The ligaments that support your uterus are stretching to accommodate its increasing weight. This is nothing to be alarmed about, but call your practitioner if the pain continues even when you're resting or becomes severe.You may be noticing some skin changes, too.


When these darker patches appear on your upper lip, cheeks, and forehead, they're called chloasma, or the "mask of pregnancy." You may also notice some darkening of your nipples, freckles, scars, underarms, inner thighs, and vulva. That darkened line running from your belly button to your pubic bone is called the linea nigra, or "dark line."These darkened spots will probably fade shortly after delivery. And if you're self-conscious about your "mask," a little concealing makeup can work wonders."I wasn't sure if I could feel my baby moving, so a friend suggested I lie down for a while. Either way, it's an important decision because you're choosing something that will last a lifetime (unless your little one decides to rename herself along the way). Here are some factors to consider when you're deciding on a name:Sound and compatibility How your baby's name sounds when it's said aloud is one of the most essential things to think about. On the other hand, a name no one has heard of and few can pronounce can bring attention your child might rather avoid.

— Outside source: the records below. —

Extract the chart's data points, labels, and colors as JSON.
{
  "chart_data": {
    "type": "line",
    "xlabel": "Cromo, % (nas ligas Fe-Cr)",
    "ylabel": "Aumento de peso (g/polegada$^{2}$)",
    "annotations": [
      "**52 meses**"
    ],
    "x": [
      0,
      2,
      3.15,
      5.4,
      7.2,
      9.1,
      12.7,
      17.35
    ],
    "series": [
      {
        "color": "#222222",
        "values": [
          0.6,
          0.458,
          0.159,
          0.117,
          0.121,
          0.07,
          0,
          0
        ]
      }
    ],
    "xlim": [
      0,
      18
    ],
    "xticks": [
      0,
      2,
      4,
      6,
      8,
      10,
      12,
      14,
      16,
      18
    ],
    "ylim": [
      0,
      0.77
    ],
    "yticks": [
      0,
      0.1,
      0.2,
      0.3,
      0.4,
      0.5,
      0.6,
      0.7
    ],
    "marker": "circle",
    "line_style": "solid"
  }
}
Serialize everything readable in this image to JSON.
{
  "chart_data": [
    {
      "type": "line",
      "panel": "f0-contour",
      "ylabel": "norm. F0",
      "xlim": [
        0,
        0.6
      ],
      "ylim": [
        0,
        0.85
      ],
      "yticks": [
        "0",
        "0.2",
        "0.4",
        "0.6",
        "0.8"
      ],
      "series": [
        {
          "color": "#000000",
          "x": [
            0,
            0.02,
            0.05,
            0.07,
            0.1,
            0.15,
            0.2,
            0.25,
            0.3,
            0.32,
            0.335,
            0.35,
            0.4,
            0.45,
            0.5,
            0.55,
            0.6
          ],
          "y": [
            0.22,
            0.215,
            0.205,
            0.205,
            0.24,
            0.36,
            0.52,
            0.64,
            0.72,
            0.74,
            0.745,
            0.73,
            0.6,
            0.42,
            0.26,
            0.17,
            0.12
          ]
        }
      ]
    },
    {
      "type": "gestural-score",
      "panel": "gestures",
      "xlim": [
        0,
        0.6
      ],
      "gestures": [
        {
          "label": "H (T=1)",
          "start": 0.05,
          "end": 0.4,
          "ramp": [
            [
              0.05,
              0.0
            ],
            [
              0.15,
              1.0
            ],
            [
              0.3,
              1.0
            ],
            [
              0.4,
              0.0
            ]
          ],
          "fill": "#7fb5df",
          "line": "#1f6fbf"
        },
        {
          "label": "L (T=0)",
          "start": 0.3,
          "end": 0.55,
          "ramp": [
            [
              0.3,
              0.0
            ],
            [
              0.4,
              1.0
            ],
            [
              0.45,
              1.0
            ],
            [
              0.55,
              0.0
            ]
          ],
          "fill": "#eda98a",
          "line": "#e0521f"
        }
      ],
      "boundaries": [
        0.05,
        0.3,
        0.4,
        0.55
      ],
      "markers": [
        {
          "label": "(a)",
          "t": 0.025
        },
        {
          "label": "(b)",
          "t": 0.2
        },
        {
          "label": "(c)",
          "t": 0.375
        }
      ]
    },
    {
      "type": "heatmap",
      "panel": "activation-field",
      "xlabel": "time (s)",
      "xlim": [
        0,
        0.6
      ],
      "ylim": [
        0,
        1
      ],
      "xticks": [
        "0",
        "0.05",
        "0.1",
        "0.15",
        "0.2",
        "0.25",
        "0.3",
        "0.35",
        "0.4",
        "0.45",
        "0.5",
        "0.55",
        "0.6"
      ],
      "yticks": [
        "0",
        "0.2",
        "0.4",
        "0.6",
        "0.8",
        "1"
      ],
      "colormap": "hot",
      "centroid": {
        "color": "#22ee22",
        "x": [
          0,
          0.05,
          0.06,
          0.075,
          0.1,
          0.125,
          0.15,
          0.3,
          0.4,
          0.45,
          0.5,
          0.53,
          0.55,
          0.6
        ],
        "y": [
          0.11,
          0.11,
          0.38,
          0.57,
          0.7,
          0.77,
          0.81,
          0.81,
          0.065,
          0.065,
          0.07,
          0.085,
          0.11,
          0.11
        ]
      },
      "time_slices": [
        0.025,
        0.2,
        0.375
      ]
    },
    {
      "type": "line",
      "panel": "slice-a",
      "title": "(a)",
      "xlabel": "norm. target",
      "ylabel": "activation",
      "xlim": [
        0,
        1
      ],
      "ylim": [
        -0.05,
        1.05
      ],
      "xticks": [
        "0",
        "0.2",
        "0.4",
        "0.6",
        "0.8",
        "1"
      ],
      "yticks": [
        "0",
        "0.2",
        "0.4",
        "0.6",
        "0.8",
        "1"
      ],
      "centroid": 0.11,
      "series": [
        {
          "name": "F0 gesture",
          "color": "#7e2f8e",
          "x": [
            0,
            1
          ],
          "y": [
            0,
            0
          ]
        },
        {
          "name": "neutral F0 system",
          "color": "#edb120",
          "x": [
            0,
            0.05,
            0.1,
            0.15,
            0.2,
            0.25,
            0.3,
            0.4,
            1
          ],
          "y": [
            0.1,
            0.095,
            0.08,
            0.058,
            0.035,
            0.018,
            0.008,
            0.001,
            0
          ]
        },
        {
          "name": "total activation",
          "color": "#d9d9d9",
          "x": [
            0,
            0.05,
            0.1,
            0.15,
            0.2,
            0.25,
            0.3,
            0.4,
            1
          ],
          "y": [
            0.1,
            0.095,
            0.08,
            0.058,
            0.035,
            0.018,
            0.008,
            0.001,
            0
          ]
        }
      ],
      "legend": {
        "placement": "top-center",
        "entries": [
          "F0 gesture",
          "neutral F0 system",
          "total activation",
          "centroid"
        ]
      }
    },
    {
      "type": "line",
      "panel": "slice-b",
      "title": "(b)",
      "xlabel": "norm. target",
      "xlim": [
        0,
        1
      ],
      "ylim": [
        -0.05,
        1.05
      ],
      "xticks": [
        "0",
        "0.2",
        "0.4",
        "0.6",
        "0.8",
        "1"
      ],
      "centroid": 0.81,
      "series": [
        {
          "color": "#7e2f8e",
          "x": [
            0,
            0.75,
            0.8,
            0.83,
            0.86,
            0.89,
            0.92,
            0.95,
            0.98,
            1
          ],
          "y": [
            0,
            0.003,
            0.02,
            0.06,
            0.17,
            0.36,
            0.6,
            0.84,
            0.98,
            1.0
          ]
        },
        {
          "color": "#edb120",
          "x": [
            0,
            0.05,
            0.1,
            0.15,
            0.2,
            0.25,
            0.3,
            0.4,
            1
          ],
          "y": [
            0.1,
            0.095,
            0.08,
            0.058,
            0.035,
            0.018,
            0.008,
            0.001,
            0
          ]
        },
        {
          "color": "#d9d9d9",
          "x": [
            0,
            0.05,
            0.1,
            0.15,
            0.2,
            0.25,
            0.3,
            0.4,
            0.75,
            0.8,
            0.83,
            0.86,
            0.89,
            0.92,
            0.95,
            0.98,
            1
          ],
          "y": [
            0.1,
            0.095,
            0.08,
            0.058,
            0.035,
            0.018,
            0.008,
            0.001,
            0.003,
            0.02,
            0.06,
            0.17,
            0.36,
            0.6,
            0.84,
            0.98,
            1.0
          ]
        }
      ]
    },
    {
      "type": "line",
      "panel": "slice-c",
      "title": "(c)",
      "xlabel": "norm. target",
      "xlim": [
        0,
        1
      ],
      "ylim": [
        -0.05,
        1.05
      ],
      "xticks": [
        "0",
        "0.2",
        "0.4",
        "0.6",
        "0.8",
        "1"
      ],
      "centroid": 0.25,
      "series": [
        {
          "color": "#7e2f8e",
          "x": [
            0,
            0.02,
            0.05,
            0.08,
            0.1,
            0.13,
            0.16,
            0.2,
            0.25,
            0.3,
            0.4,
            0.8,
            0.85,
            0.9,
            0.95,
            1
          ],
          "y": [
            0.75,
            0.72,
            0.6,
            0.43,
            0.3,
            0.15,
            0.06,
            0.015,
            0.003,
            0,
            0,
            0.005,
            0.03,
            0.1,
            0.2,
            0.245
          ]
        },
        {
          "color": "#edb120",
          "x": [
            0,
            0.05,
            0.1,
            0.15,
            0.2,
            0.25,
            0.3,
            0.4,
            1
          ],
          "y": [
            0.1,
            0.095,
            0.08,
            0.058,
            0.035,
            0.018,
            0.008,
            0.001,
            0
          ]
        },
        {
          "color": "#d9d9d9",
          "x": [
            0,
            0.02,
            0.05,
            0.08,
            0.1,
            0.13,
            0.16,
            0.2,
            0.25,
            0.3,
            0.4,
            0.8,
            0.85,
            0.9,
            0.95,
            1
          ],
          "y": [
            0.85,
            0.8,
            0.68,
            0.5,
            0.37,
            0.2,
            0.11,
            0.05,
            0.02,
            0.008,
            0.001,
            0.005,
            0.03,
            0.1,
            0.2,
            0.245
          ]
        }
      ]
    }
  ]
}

Spelling variations can help make a name unique, but choosing a name with numerous spellings can cause confusion in your child's life for years to come.Relatives and friends Many parents choose to name their babies after a grandparent, another relative, or a close friend.
Skim history books focusing on your family's country of origin to find appropriate possibilities.Meaning No one is likely to treat your daughter Ingrid differently because her name means "hero's daughter," but the derivation of your baby's name is something you may want to think about. Use BabyCenter's Baby Name tool to learn the meaning of over 5,000 names.Initials and nicknames People, especially kids, can be cruel when it comes to nicknames, so try to anticipate any potentially embarrassing ones. If you feel uncomfortable saying the name in that setting, it might not be the best choice.This week's activityStart your childcare search.